6 of 79 comments (clear)

  1. What's next? by arotenbe · · Score: 5, Informative

    What's next? Will Microsoft try to bribe OpenOffice.org to make OOXML the new default file format? Will they attempt to make Microsoft Bob an ISO standard? Will they try to release a document specification that has four different definitions of a "percent"?

    Oh, wait... they are already doing that last one.

    --
    Tomato wedge sperm darts that are Republican.
  2. Re:I hope its obvious by now by Anonymous Coward · · Score: 5, Informative

    NB is a national body... the one from each nation that gets a vote at the ISO.

    BRM is the ballot resolution meeting... it's where all the nations get together and finalize the changes upon the document and then they go home to their respective countries and they decide whether they'll change their vote.

    So what this means in english is that anyone with copyright/patent/trademark/business-process problems should take that up outside the BRM because the BRM is only about the wording of the document.

    It's advising national bodies to take this up with the ITTF, which many of them are doing.

  3. Re:I hope its obvious by now by Anonymous Coward · · Score: 1, Informative

    I agree with you WRT basic office documents.

    Many companies (especially state/county) use scanning tech to save millions of docs that are NOT saved in MS format.

    I recently worked for a company that did document scanning work. The core product scanned in a lot more PDF and non-MS Office documents, than MS Office Word documents.

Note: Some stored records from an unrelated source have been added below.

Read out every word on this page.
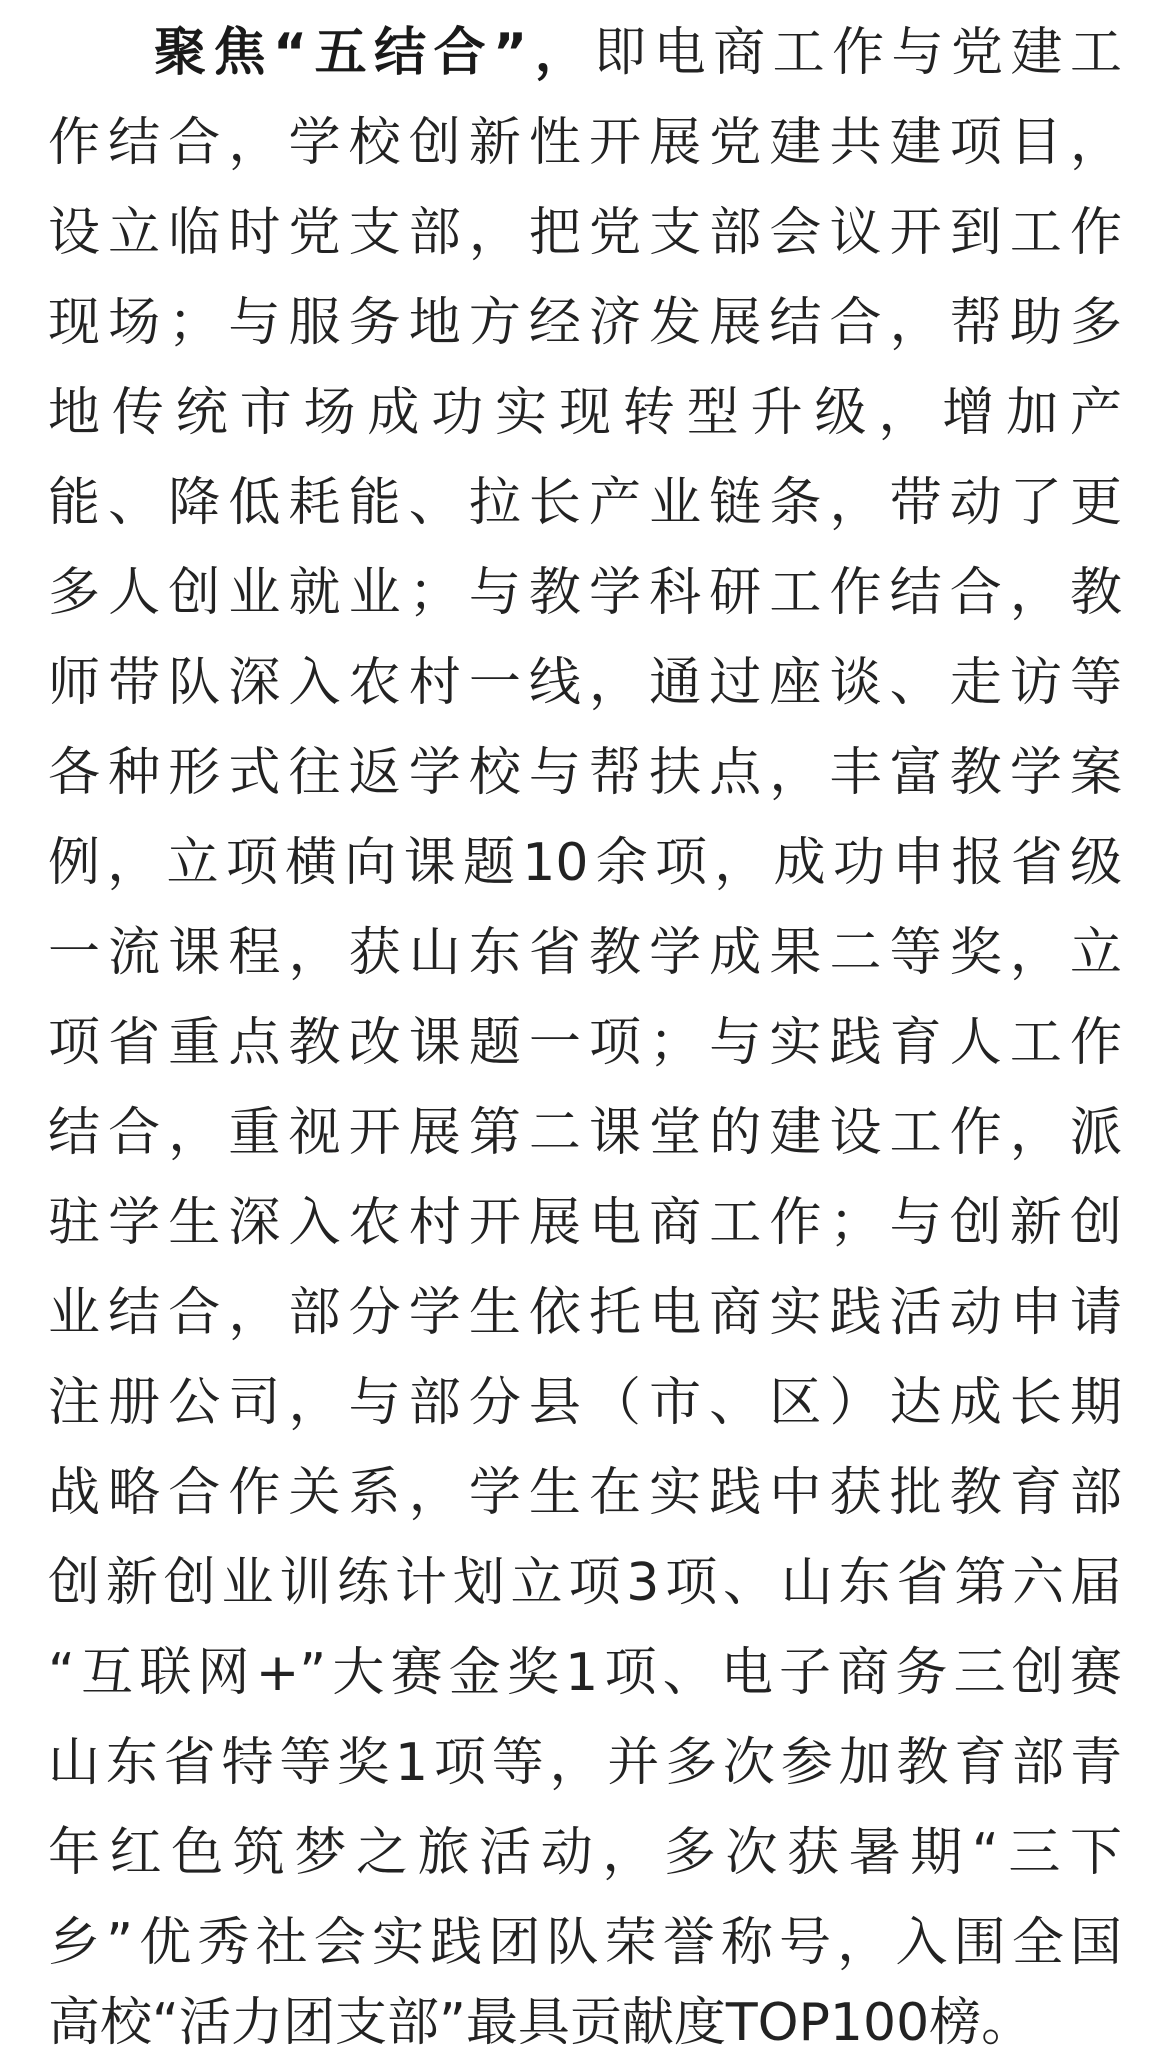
聚焦“五结合”，即电商工作与党建工
作结合，学校创新性开展党建共建项目，
设立临时党支部，把党支部会议开到工作
现场；与服务地方经济发展结合，帮助多
地传统市场成功实现转型升级，增加产
能、降低耗能、拉长产业链条，带动了更
多人创业就业；与教学科研工作结合，教
师带队深入农村一线，通过座谈、走访等
各种形式往返学校与帮扶点，丰富教学案
例，立项横向课题10余项，成功申报省级
一流课程，获山东省教学成果二等奖，立
项省重点教改课题一项；与实践育人工作
结合，重视开展第二课堂的建设工作，派
驻学生深入农村开展电商工作；与创新创
业结合，部分学生依托电商实践活动申请
注册公司，与部分县（市、区）达成长期
战略合作关系，学生在实践中获批教育部
创新创业训练计划立项3项、山东省第六届
“互联网+”大赛金奖1项、电子商务三创赛
山东省特等奖1项等，并多次参加教育部青
年红色筑梦之旅活动，多次获暑期“三下
乡”优秀社会实践团队荣誉称号，入围全国
高校“活力团支部”最具贡献度TOP100榜。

    With that being said, yes, I agree with you, far too many U.S business use the standard MS Office format. Which means they are locked-in to MS-Only crap for a long, long time. :-(

  4. Re:I hope its obvious by now by KnightMB · · Score: 4, Informative

    "Nearly every document stored by every business in the world is stored in Microsoft formats at this point."

    Well I wasn't sure what to do with my mod points, but I just had to reply to this one. The Microsoft format, while very popular, is not "the" format for all and every business. I know many of private business and government agencies just in my area alone that use Open Office to store all documents. Converting to Microsoft word when someone just has to have it in that format. I've helped many more convert to some kind of Open Office or the likes format for many business. Business don't care what format it is, as long as it's portable and best of all is cheap (or free). I don't know how many IT admins have thank me for clearing up the tremendous trash that Microsoft builds up in their files to make a simple one page letter eat 10 times more space than an Open Office document of the exact same text on their file servers. It's nice to see letters and spreadsheets that don't eat up so much space for so little data inside (at least the data that the business cares about anyway).

    So yeah, it's popular, but the world certainly not 100% all Microsoft documents.

  5. Re:I hope its obvious by now by HeroreV · · Score: 4, Informative

    The problem of inactive members occurred in subcommittee 34 (SC34) of the joint technical committee between ISO and IEC (JTC1). It never affected all of ISO, and several specifications have been approved as standards by ISO since then. The problem still prevents SC34 from getting anything done.

    ISO has many committees, and most of them contain several subcommittees. SC34 of JTC1 is only one subcommittee among many. Many people think the problem of inactive members affects all of ISO, but it actually only affects a small part of ISO, and IEC is just as affected as ISO is.

    Microsoft has really hurt SC34 of JTC1, but ISO is far too large and important for comparatively puny Microsoft to screw over the entire thing.

  6. Re:Not true. by PsychoPingu · · Score: 2, Informative

    Or perhaps it is because Europeans would like to migrate data away from Microsoft products, but require the APIs in order to be able to transition effectively?